Cela fait des années – les compter est un motif de désespoir et de colère – que les auteurs du livre alertent sur leur précarisation. Cette fragilité structurelle, aggravée par la crise sanitaire et par le contexte inflationniste, n’est plus tolérable : comment justifier que ceux qui, grâce à leurs créations, fournissent la matière première indispensable à la vitalité et à la diversité de toute une filière, parviennent de moins en moins à exercer correctement, dignement leur métier ?

Cela fait des années que les pouvoirs publics, sensibles aux alertes que nous avons lancées, ont voulu documenter la précarité dont nous faisions état. Manière de comprendre et d’objectiver un sentiment massivement ressenti. Il y a eu des études, abouties (l’étude de 2015-2016) ou inachevées (l’étude plus récente sur le secteur jeunesse – secteur florissant mais soumis à des habitudes de rémunération incompréhensibles). Quelques chiffres jettent une lumière crue sur notre situation et ses évolutions : seulement 8 % des quelques 100 000 auteurs du livre (c’est-à-dire 8000) perçoivent des revenus artistiques supérieurs au SMIC – et le SMIC ce n’est pas le Pérou !

Le temps des études – temps nécessaire pour que le politique puisse déterminer le champ de son action – précède logiquement celui de l’action. Si l’on considère la dynamique impulsée par les pouvoirs publics, une étape décisive a été franchie en avril dernier lorsque la ministre de la Culture d’alors, Roselyne Bachelot, a initié une concertation entre auteurs et éditeurs où, pour la première fois, le terme « rémunération » était employé et mis en avant : le but de la négociation, placée sous l’autorité du professeur Pierre Sirinelli assisté de Sarah Dormont, était d’identifier des mesures qui améliorent la situation des auteurs du livre « dans un contexte de baisse des rémunérations artistiques relevé en 2016 par l’étude du ministère de la Culture ». Et sur le sujet « rémunérations des auteurs » des mots importants étaient enfin prononcés par la Ministre, mots riches de promesses : « ces questions sont inscrites aujourd’hui à l’agenda politique ; aucun responsable ne peut les ignorer et il est légitime qu’elles soient abordées ».
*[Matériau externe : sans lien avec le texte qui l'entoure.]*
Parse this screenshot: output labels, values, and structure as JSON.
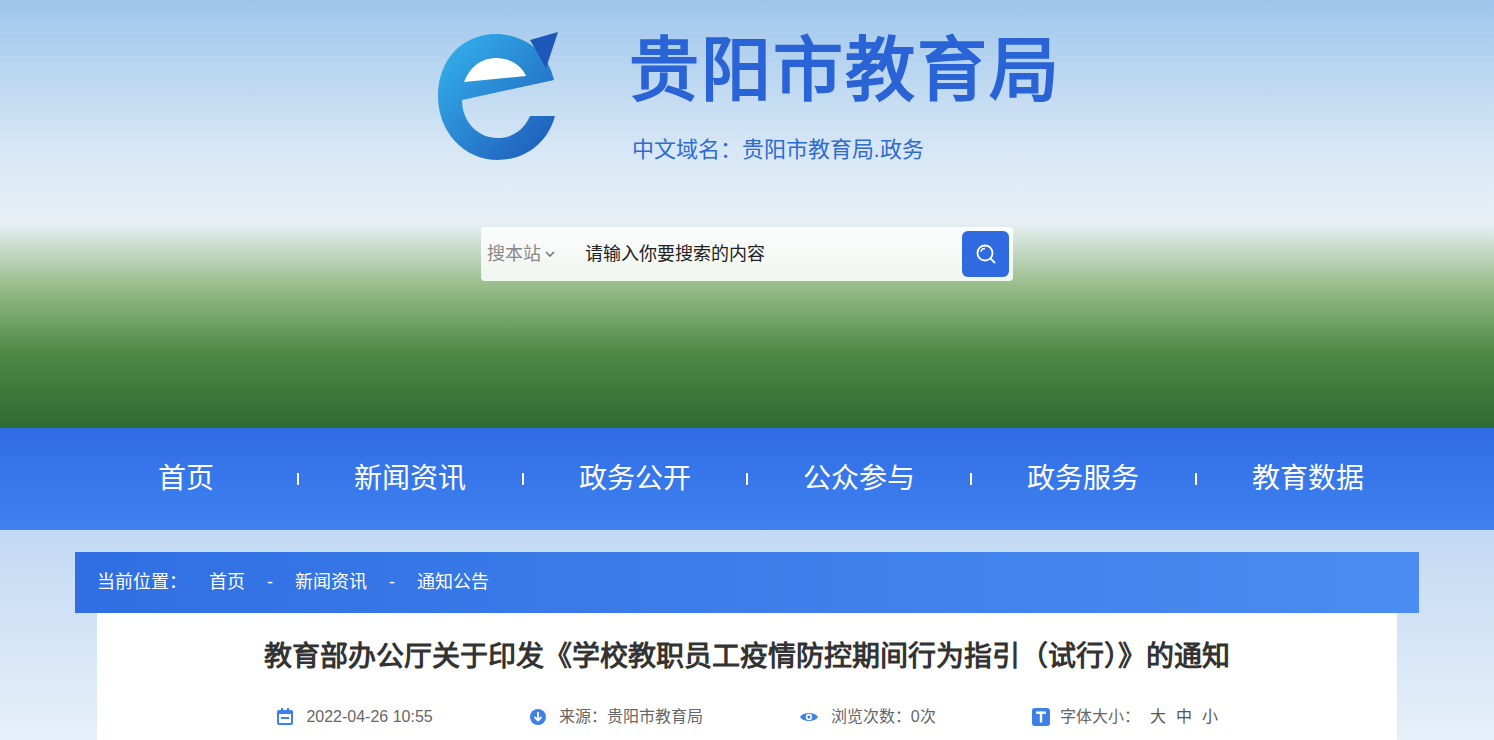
{
  "header": {
    "title": "贵阳市教育局",
    "domain": "中文域名：贵阳市教育局.政务"
  },
  "search": {
    "scope": "搜本站",
    "placeholder": "请输入你要搜索的内容"
  },
  "nav": [
    {
      "label": "首页"
    },
    {
      "label": "新闻资讯"
    },
    {
      "label": "政务公开"
    },
    {
      "label": "公众参与"
    },
    {
      "label": "政务服务"
    },
    {
      "label": "教育数据"
    }
  ],
  "breadcrumb": {
    "label": "当前位置：",
    "items": [
      "首页",
      "新闻资讯",
      "通知公告"
    ],
    "separator": "-"
  },
  "article": {
    "title": "教育部办公厅关于印发《学校教职员工疫情防控期间行为指引（试行）》的通知",
    "meta": {
      "date": "2022-04-26 10:55",
      "source": "来源：贵阳市教育局",
      "views": "浏览次数：0次",
      "font_size": {
        "label": "字体大小：",
        "options": [
          "大",
          "中",
          "小"
        ]
      }
    }
  }
}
Où en sommes-nous aujourd’hui ? Il y a quelques semaines, comme le Syndicat national de l’édition avait indiqué n’avoir rien à proposer sur ces questions, le « collège auteurs » (les 4 organisations – ATLF, SCAM, SGDL, SNAC – qui représentent le Conseil permanent des écrivains, et la Ligue des auteurs professionnels), a mis sur la table de négociations un document de travail synthétique. Les deux pistes que nous voulions explorer : le principe d’un minimum garanti non remboursable et non amortissable (alors qu’aujourd’hui l’avance – « à valoir » – que touche généralement un auteur est amortie sur le produit de l’exploitation commerciale ultérieure du livre) et le principe d’un taux minimum de rémunération (le pourcentage de droits, prévu par le contrat d’édition, que l’auteur perçoit sur le prix de vente hors taxes du livre.) Car – faut-il le rappeler – nos revenus artistiques, nos droits d’auteur dépendent de deux éléments sur lesquels les éditeurs ont une maîtrise absolue : le prix du livre (prix unique depuis la loi de 1981) et le taux de rémunération proportionnel (8 % en littérature générale, 4 % en littérature jeunesse, 1 % pour les livres pratiques, 1 % pour les traductions, etc.)
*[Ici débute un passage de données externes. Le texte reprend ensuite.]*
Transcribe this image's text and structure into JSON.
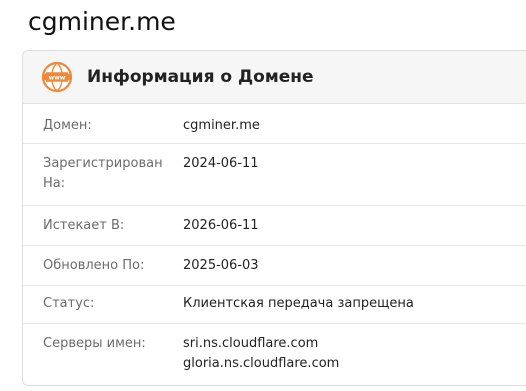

Au lieu d’échanger sur la base de notre document, le SNE a décidé de couper court à toute discussion en balayant l’essentiel de nos propositions, présentées comme dangereuses et déstabilisantes pour l’économie du livre. En résumé : le SNE, même s’il affirme parfois publiquement que la rémunération des auteurs est aujourd’hui l’un des sujets majeurs de l’interprofession, ne veut pas d’une confrontation franche sur la question du partage de la valeur.

 

Une valeur insuffisamment prise en compte et mal partagée

Pourtant la question d’un partage de la valeur meilleur, plus équitable, se pose avec d’autant plus d’évidence, de légitimité et d’urgence que le marché du livre vient de connaître des résultats exceptionnels en 2021 (+ 20 % par rapport à 2020 et +19 % par rapport à 2019). L’édition se porte plutôt bien mais les auteurs se portent de plus en plus mal.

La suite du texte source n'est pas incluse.